Bisnis.com, JAKARTA – Menteri Keuangan Sri Mulyani Indrawati menyampaikan bahwa realisasi pembiayaan utang pemerintah hingga September 2023 mencapai Rp198,9 triliun.
Sri Mulyani mengatakan realisasi tersebut turun 58,6% jika dibandingkan dengan periode yang sama pada tahun lalu.
“Dibandingkan tahun lalu, kita mengalami penurunan yang sangat tajam dari pembiayaan utang. Tahun lalu, sampai September itu kita pembiayaan utangnya mencapai Rp480 triliun, jadi ini drop 58,6%,” katanya dalam Konferensi Pers APBN Kita, Rabu (25/10/2023).
Bahkan, Sri Mulyani mengatakan realisasi pembiayaan utang hingga September 2023 jauh lebih rendah dibandingkan dengan target yang ditetapkan dalam APBN tahun anggaran 2023 yang sebesar Rp696,3 triliun.
“Sampai dengan September, realisasinya sebetulnya masih sangat kecil. Pembiayaan utang kita sebesar Rp198,9 triliun. Ini artinya kita baru merealisir 28,6% dari alokasi pembiayaan utang yang ada dalam UU APBN,” jelasnya.
Jika dirincikan, penerbitan Surat Berharga Negara (SBN) hingga September 2023 telah mencapai Rp181,4 triliun atau baru terealisasi 25,4% dari target di UU APBN 2023.
Baca Juga
Realisasi ini pun mengalami penurunan sebesar 61,5% dari realisasi periode yang sama pada 2022 yang sebesar Rp470,9 triliun.
Sementara itu, realisasi penarikan pinjaman, baik bilateral maupun multilateral, tercatat sebesar Rp17,4 triliun, naik 83,1% secara tahunan dari Rp9,5 triliun pada September 2022.

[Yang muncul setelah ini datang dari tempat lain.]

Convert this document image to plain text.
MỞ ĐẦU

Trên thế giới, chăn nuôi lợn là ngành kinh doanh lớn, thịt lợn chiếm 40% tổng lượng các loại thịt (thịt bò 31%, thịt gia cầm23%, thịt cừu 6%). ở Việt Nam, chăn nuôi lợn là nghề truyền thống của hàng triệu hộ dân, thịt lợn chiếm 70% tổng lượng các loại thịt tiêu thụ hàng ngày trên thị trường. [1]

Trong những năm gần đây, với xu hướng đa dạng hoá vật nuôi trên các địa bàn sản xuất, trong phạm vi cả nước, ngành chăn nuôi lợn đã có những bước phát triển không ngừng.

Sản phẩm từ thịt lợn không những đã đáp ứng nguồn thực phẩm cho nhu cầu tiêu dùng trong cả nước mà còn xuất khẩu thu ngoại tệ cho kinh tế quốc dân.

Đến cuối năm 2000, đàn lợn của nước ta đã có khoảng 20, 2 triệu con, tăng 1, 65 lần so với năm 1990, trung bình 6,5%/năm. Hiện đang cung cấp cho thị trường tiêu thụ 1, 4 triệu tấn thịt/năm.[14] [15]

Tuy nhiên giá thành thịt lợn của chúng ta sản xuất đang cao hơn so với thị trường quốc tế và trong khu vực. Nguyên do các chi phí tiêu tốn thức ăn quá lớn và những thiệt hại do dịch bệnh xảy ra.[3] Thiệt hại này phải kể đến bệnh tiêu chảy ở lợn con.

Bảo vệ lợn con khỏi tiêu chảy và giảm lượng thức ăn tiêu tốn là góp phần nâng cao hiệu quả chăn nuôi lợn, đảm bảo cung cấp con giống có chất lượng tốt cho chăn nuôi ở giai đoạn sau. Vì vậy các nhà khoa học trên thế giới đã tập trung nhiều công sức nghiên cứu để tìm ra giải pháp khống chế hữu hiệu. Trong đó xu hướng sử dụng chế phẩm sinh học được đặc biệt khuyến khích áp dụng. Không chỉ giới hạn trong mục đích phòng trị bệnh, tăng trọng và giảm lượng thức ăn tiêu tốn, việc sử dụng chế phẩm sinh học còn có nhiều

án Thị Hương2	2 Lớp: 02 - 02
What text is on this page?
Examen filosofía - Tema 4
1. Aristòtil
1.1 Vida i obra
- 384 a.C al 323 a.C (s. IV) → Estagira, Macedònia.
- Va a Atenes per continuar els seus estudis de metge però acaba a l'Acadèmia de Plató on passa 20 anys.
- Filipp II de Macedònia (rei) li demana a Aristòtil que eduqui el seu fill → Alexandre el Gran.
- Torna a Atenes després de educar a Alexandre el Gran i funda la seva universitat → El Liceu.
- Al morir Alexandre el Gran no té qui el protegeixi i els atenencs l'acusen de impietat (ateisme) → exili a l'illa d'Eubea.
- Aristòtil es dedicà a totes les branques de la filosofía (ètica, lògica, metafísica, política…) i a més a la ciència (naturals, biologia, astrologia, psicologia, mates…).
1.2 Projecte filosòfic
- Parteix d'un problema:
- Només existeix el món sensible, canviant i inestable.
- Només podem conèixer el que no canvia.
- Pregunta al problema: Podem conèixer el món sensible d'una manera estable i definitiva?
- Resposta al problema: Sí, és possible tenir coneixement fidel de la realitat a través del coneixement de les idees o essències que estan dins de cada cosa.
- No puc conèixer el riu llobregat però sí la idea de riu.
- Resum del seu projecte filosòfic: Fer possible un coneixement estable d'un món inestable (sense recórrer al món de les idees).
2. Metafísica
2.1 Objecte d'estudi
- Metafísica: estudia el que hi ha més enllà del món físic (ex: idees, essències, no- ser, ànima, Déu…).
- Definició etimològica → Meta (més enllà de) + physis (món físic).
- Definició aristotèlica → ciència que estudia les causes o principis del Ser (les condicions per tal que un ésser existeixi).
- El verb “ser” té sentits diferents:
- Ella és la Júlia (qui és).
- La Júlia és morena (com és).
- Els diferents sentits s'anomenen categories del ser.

Sri Mulyani sebelumnya memperkirakan defisit APBN pada 2023 akan mencapai 2,3%, lebih rendah dari perkiraan awal 2,84%. Perkiraan yang lebih rendah ini dikarenakan penerimaan pajak dan penerimaan negara bukan pajak (PNBP) yang lebih tinggi.
Dia mengatakan defisit APBN hingga akhir tahun akan diupayakan lebih rendah dari 2,3%, meski di sisi lain, penyediaan surat utang pemerintah akan dijaga agar dinamikaa yang cenderung meningkat di pasar keuangan dan pasar surat berharga saat ini dapat dikelola dengan baik.
“Kita juga sekarang meningkatkan kewaspadaan karena tadi yang saya sampaikan, pasar SBN atau bond di level global mengalami dinamika dan volatilitas yang cukup tinggi sehingga kami juga harus sangat hati-hati dalam mengelola utang, terutama penerbitannya dikaitkan dengan outlook defisit kita,” jelasnya.
Dia menambahkan, Kemenkeu akan terus berkoordinasi dengan Bank Indonesia di tengah situasi global yang melonjak dan meningkatnya tekanan terhadap berbagai indikator, seperti nilai tukar dan sisi suku bunga.